On the morning of November 16, 2024, a team of Heroes Linked volunteers rolled up their sleeves and got to work in the Willowbrook neighborhood of Los Angeles — not for a paycheck, but for a purpose. Their mission: restore the home of 79-year-old U.S. Navy veteran Lee Thomas Ford, and honor a man who gave four years of his life in service to his country.
The November event marked the fourth home Heroes Linked has repaired through its Heroes Home Repair Program, an initiative that deploys volunteer sweat equity on behalf of service-disabled and elderly U.S. veterans who have sacrificed much and often lack the resources to maintain their homes. For every veteran served, the message is the same: we see you, we remember, and we are grateful.
Heroes Linked has been honored to pay it forward with our sweat equity to say thank you for your service to all we have helped.
— Heroes LinkedFrom Willowbrook to the World — and Back Again
Lee Thomas Ford was born on January 12, 1945, in Los Angeles, California, and grew up in the very Willowbrook neighborhood where his family's modest home on Slater Avenue still stands today. He attended Lincoln and Carver Elementary schools, Willowbrook Junior High, and Centennial High School — the hallmarks of a local boy grounded in community. In 1964, he earned an Associate of Arts degree from Compton College with an emphasis in automotive repair, a skill that would define his professional life for decades to come.
That same year, Lee enlisted in the United States Navy. From 1964 to 1968, he served his country with pride, traveling to far-flung corners of the world and sharpening the mechanical expertise he had begun developing in school. "Serving in the U.S. Navy allowed me to develop into a productive young citizen," he later wrote — a quiet understatement from a man whose discipline and work ethic are evident in every chapter of his story.
After his discharge, Lee returned to California and built a distinguished career as an automotive craftsman — working his way through several British motor car shops before opening Lee's BMC Repair in Torrance in 1978, which he ran for over twenty years.

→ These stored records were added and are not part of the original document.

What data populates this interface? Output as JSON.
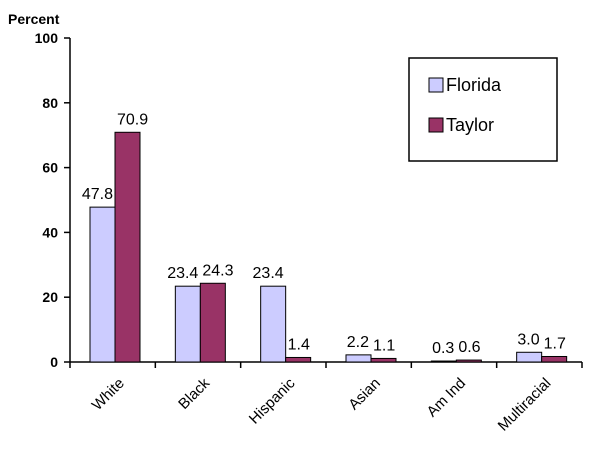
{
  "chart_data": {
    "type": "bar",
    "ylabel": "Percent",
    "ylim": [
      0,
      100
    ],
    "yticks": [
      0,
      20,
      40,
      60,
      80,
      100
    ],
    "categories": [
      "White",
      "Black",
      "Hispanic",
      "Asian",
      "Am Ind",
      "Multiracial"
    ],
    "series": [
      {
        "name": "Florida",
        "color": "#ccccff",
        "values": [
          47.8,
          23.4,
          23.4,
          2.2,
          0.3,
          3.0
        ],
        "labels": [
          "47.8",
          "23.4",
          "23.4",
          "2.2",
          "0.3",
          "3.0"
        ]
      },
      {
        "name": "Taylor",
        "color": "#993366",
        "values": [
          70.9,
          24.3,
          1.4,
          1.1,
          0.6,
          1.7
        ],
        "labels": [
          "70.9",
          "24.3",
          "1.4",
          "1.1",
          "0.6",
          "1.7"
        ]
      }
    ],
    "grid": false,
    "legend": "top-right"
  }
}
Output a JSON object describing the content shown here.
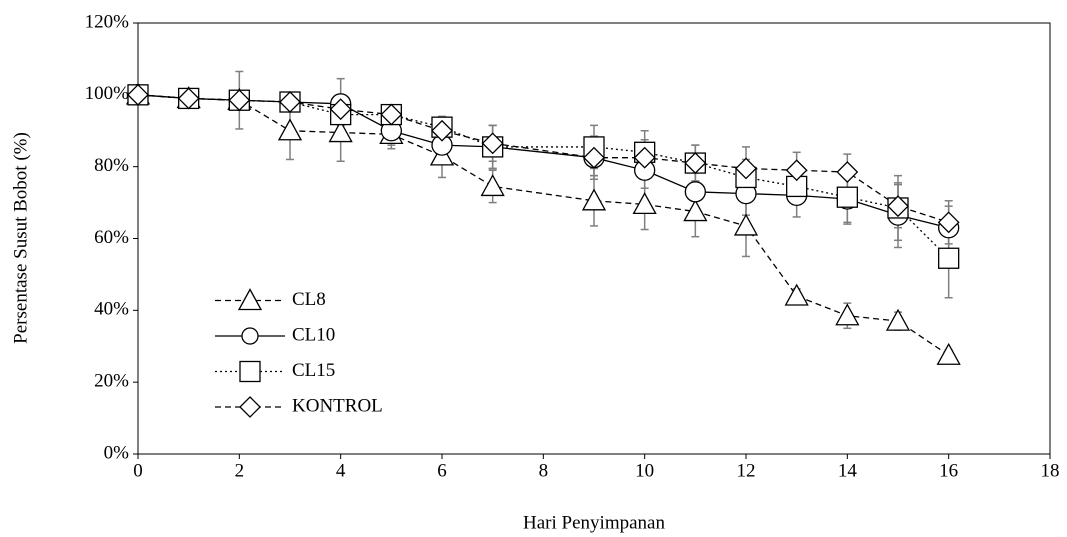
{
  "chart_data": {
    "type": "line",
    "xlabel": "Hari Penyimpanan",
    "ylabel": "Persentase Susut Bobot (%)",
    "x": [
      0,
      1,
      2,
      3,
      4,
      5,
      6,
      7,
      9,
      10,
      11,
      12,
      13,
      14,
      15,
      16
    ],
    "xlim": [
      0,
      18
    ],
    "xticks": [
      0,
      2,
      4,
      6,
      8,
      10,
      12,
      14,
      16,
      18
    ],
    "ylim": [
      0,
      120
    ],
    "yticks": [
      {
        "value": 0,
        "label": "0%"
      },
      {
        "value": 20,
        "label": "20%"
      },
      {
        "value": 40,
        "label": "40%"
      },
      {
        "value": 60,
        "label": "60%"
      },
      {
        "value": 80,
        "label": "80%"
      },
      {
        "value": 100,
        "label": "100%"
      },
      {
        "value": 120,
        "label": "120%"
      }
    ],
    "legend": "left",
    "error_color": "#7f7f7f",
    "series": [
      {
        "name": "CL8",
        "color": "#000000",
        "dash": "dashed",
        "marker": "triangle",
        "values": [
          100,
          99,
          98.5,
          90,
          89.5,
          89,
          83,
          74.5,
          70.5,
          69.5,
          67.5,
          63.5,
          44,
          38.5,
          37,
          27.5
        ],
        "errors": [
          1,
          1,
          1.5,
          8,
          8,
          4,
          6,
          4.5,
          7,
          7,
          7,
          8.5,
          2,
          3.5,
          2.5,
          1.5
        ]
      },
      {
        "name": "CL10",
        "color": "#000000",
        "dash": "solid",
        "marker": "circle",
        "values": [
          100,
          99,
          98.5,
          98,
          97.5,
          90,
          86,
          85.5,
          82.5,
          79,
          73,
          72.5,
          72,
          71,
          66.5,
          63
        ],
        "errors": [
          1,
          1,
          8,
          2,
          7,
          4,
          4,
          6,
          6,
          5,
          6,
          6,
          6,
          7,
          9,
          6
        ]
      },
      {
        "name": "CL15",
        "color": "#000000",
        "dash": "dotted",
        "marker": "square",
        "values": [
          100,
          99,
          98.5,
          98,
          94.5,
          94.5,
          91,
          85.5,
          85.5,
          84,
          81,
          77,
          74.5,
          71.5,
          68.5,
          54.5
        ],
        "errors": [
          1,
          1,
          2,
          2,
          3,
          2,
          3,
          6,
          6,
          6,
          5,
          5,
          5,
          7,
          9,
          11
        ]
      },
      {
        "name": "KONTROL",
        "color": "#000000",
        "dash": "dashed",
        "marker": "diamond",
        "values": [
          100,
          99,
          98.5,
          98,
          96,
          94.5,
          90,
          86.5,
          82.5,
          82.5,
          81,
          79.5,
          79,
          78.5,
          69,
          64.5
        ],
        "errors": [
          1,
          1,
          2,
          2,
          3,
          2,
          3,
          5,
          5,
          5,
          5,
          6,
          5,
          5,
          6,
          6
        ]
      }
    ]
  }
}
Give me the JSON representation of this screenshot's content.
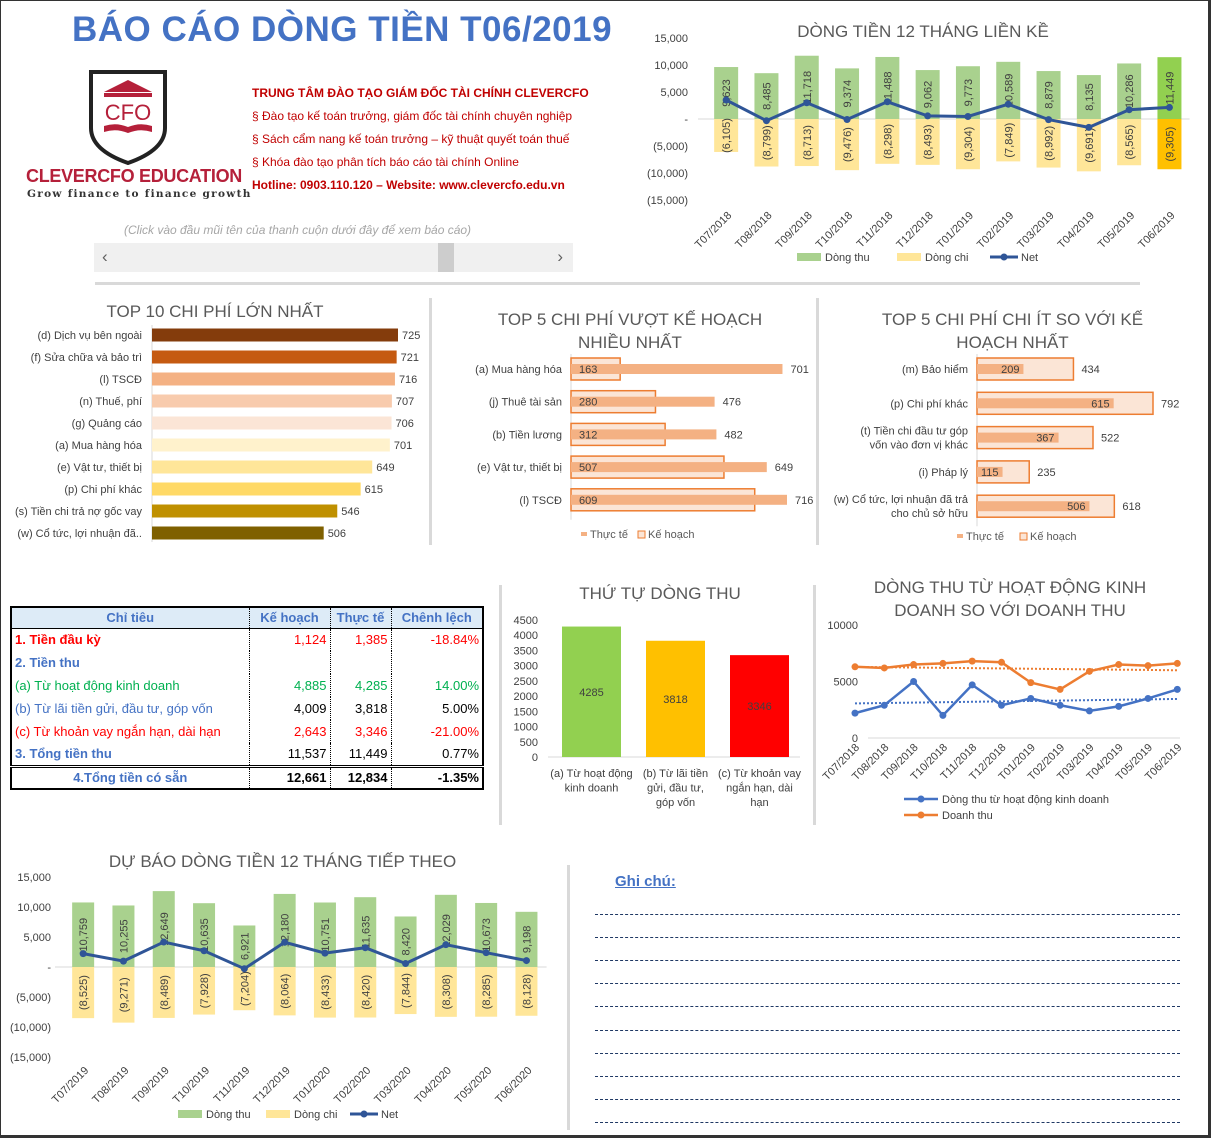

When shifting economic tides forced him to close in 1998, he re-entered the workforce as a certified mechanic and smog technician, continuing to serve longtime customers on weekends simply because it was who he was.
Fighting to Save His Parents' Home
Life's harder seasons came for Lee as they come for all of us. He discovered that without his knowledge, his sister had fallen years behind on property taxes for the Slater Avenue home — the house where his parents had built their lives, piece by piece. Determined to honor their legacy, Lee poured thousands of dollars into saving the property from auction. His sister passed away unexpectedly shortly after, and following two divorces and an unavoidable lawsuit, Lee found himself living in a mobile home on the property, the house itself too deteriorated to inhabit. For eight years he chipped away at repairs, driven by his parents' memory and his own stubborn self-reliance.
Then, on the night of January 30, 2023, during one of Los Angeles's harshest winters in years, a faulty heater ignited Lee's mobile home. He was rushed to the hospital, where he spent weeks in the burn unit with second-degree burns covering his legs and arms. He lost his ability to walk.
After months of recovery in a Norwalk senior rehabilitation facility, Lee returned to his childhood home on September 30, 2023 — against medical advice, and with the help of friends and family who rallied to make it livable. "I will turn 80 years young on January 12, 2025," he wrote. "My focus is on my home and my health."
Sweat Equity as a Thank You
That is where Heroes Linked came in. On November 16, 2024, a volunteer crew gathered at the Slater Avenue property to do what Lee could no longer do alone: repair, restore, and return dignity to the home of a man who spent a lifetime doing exactly that for others. The work was physical. The meaning was profound.
The Heroes Home Repair Program has now served four service-disabled and elderly U.S. veterans, with Lee's home being the most recent. Each repair day is an act of collective gratitude — neighbors, business professionals, and community members working alongside one another to say, in the most tangible way possible, that a veteran's sacrifice is neither forgotten nor taken for granted.
Lee Thomas Ford served this country with honor. He built a career with his hands. He saved his family's home against long odds and recovered from injury when many would have given up. On November 16, Heroes Linked had the privilege of giving something back to a man who has given so much — and the team left Willowbrook proud to call him one of our Heroes.